Ungewollte “Erscheinungen“

Grund für das Auftreten von ­Körper- oder Fingerabdrücke, Abdrücke von Etiketten und Saugern oder Streifen von Silikonspuren etc., ist die unterschiedliche Benetzungsfähigkeit verschiedener Substrate. Betrachtet man eine Glasscheibe unter dem Mikroskop, stellt man fest, dass die Oberfläche nicht glatt ist. Dies ist auch der Grund, warum Verschmutzungen an den Glasoberfläche haften bleiben. Aber wie kommt es überhaupt zur Verschmutzung, die sich bei einer kondensierten Glasoberfläche von den übrigen Flächen abzeichnet?

Um Schäden auf der Oberfläche von Basisglas beim Transport zum Verarbeiter zu vermeiden, werden Trennmittel auf die Scheiben aufgebracht oder beim Zuschnitt ist technisch bedingt die Zugabe von Schneidöl erforderlich, was ebenfalls die Gläser verunreinigt.

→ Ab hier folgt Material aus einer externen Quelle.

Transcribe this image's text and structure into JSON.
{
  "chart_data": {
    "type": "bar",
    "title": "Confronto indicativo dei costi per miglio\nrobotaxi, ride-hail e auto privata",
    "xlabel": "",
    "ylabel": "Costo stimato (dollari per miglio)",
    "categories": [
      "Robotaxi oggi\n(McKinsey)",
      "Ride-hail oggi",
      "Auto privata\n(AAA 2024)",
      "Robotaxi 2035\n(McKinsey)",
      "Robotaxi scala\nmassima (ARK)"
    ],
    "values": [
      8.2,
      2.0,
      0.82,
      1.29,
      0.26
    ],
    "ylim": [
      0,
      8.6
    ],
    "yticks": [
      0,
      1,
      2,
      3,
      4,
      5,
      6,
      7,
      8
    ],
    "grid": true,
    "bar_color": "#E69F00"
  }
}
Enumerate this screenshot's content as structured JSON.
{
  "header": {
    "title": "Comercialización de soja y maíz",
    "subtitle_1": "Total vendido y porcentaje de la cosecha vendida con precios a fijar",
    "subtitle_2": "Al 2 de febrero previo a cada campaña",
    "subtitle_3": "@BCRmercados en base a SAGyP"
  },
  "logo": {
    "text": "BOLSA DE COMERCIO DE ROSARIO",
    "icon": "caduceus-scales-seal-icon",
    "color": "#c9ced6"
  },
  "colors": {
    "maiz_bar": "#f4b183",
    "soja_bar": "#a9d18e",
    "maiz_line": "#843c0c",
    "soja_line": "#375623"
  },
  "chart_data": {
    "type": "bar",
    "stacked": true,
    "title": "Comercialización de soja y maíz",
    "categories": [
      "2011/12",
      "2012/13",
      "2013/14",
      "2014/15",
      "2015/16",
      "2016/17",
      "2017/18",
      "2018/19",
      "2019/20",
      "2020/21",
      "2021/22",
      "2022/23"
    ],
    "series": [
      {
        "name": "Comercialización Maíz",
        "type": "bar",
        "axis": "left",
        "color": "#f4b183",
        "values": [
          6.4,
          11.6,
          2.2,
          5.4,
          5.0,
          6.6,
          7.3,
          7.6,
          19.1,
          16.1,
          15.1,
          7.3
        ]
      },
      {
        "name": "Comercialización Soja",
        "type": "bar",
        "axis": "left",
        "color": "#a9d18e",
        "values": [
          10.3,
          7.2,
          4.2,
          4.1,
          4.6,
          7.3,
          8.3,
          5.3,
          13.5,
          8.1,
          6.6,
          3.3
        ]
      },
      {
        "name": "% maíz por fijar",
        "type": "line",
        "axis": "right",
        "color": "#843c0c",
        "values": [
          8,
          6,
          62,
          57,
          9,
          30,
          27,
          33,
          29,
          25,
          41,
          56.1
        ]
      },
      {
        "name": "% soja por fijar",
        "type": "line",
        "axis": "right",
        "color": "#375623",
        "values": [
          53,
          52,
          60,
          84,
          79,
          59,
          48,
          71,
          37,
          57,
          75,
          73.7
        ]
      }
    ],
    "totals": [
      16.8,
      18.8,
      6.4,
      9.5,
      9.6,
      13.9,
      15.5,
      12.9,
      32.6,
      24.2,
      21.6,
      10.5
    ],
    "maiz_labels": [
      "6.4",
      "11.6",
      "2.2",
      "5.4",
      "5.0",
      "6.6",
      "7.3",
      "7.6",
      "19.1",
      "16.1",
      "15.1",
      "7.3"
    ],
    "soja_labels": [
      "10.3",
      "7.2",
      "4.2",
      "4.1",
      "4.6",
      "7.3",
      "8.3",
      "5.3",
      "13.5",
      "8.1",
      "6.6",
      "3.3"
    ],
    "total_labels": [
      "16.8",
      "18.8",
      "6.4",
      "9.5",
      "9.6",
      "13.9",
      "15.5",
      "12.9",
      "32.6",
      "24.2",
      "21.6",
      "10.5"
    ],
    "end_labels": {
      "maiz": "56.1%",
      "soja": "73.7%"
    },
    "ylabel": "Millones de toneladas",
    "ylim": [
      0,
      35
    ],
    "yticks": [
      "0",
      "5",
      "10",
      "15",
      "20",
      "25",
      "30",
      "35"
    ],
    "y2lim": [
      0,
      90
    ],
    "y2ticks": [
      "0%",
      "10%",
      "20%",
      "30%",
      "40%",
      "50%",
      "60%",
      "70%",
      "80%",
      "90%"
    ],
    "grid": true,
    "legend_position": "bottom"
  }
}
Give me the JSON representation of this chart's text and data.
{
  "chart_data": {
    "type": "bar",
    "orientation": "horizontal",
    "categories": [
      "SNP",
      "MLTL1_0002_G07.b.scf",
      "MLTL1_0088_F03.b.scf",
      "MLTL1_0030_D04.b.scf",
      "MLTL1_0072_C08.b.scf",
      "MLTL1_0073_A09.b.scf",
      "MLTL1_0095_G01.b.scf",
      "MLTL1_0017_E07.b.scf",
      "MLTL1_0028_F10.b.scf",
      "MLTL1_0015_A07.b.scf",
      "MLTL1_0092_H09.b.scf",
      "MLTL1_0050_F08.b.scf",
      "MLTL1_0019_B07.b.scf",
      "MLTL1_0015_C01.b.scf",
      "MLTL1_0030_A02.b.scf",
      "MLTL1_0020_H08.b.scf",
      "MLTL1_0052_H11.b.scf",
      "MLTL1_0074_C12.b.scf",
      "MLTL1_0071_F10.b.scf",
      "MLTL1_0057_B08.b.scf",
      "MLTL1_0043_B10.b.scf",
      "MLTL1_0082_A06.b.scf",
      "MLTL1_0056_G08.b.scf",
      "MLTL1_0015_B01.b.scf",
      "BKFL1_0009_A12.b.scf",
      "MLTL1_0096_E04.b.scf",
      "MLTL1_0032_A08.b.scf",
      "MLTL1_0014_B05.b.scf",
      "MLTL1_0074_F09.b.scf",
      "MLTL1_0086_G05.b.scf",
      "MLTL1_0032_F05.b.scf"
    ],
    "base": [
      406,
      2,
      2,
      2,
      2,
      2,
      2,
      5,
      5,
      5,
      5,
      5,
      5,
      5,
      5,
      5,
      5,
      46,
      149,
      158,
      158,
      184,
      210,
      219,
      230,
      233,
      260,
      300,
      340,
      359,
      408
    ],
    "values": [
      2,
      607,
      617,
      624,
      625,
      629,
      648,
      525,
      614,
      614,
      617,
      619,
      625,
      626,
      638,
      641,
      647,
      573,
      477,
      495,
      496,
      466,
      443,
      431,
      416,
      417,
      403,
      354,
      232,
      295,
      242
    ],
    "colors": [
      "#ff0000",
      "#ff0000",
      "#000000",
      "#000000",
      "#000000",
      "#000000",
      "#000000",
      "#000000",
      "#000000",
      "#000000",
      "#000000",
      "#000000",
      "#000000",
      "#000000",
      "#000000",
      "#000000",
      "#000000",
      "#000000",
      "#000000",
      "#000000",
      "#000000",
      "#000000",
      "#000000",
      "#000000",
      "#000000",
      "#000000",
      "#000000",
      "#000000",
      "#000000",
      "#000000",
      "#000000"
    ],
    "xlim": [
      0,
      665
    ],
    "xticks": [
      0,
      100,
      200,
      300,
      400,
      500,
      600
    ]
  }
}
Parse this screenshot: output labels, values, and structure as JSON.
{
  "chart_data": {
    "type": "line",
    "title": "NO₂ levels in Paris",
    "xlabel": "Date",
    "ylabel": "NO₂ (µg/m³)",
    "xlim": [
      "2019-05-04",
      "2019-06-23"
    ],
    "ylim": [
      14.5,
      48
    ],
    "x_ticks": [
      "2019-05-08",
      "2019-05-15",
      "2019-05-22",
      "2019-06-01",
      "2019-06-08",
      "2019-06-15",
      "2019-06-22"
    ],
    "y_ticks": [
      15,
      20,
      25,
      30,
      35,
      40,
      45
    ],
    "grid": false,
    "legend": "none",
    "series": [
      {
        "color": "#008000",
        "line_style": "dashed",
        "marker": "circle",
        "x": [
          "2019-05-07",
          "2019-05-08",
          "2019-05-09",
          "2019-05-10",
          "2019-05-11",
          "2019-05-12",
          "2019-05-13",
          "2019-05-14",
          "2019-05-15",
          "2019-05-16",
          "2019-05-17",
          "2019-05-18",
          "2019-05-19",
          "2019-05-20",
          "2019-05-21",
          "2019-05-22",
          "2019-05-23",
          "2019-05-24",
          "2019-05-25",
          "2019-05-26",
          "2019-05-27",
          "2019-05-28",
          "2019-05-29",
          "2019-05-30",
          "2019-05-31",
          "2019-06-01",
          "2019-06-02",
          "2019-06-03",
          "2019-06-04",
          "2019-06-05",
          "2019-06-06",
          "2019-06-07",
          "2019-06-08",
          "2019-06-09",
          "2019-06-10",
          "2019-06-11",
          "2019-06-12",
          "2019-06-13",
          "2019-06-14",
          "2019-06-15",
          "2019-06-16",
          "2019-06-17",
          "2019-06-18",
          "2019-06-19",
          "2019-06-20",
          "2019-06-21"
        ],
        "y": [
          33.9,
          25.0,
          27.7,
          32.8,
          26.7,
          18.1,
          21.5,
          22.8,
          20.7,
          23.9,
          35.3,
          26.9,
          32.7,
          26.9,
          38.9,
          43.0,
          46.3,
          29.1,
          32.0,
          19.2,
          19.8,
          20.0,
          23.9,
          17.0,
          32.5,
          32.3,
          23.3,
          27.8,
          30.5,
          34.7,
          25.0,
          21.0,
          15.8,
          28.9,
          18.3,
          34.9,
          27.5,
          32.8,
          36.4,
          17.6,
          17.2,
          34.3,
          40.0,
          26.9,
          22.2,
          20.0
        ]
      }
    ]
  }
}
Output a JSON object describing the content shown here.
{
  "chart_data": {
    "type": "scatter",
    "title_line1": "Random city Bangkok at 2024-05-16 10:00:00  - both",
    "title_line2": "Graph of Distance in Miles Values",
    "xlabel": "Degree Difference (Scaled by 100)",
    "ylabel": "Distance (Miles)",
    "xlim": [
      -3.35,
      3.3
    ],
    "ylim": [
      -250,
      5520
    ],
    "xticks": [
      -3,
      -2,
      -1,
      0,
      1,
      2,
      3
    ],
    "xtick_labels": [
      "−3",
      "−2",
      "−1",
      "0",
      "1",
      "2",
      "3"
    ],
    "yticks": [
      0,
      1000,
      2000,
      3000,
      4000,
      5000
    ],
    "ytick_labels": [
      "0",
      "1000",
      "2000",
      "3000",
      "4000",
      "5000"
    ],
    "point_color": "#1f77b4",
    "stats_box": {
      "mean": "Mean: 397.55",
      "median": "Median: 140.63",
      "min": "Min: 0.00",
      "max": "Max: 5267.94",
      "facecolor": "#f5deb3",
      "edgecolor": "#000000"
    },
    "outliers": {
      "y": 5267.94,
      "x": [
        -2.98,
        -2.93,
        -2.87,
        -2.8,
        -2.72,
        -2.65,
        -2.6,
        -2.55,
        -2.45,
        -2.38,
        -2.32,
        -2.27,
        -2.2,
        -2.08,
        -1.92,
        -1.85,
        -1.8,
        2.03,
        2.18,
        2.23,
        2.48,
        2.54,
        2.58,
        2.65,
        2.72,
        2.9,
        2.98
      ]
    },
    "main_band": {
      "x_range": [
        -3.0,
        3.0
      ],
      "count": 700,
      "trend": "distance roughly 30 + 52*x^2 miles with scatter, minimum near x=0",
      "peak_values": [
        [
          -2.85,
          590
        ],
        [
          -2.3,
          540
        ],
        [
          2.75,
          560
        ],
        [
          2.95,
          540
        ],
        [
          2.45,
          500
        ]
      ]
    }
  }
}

Um eine optisch einwandfreie (Isolierglas-) Scheibe zu erhalten, müssen diese Hilfsmittel bzw. ihre Rückstände durch Reinigung der Gläser vor dem Zusammenbau zu Isolierglas vollständig entfernt werden. Dies erfolgt in speziellen Waschmaschinen mit mehreren Waschstufen mittels oszillierenden und rotierenden Bürsten unter Verwendung von demineralisiertem Wasser. Normales Leitungswasser würde Rückstände auf dem Glas hinterlassen und zudem die empfindlichen Funktionsschichten chemisch angreifen.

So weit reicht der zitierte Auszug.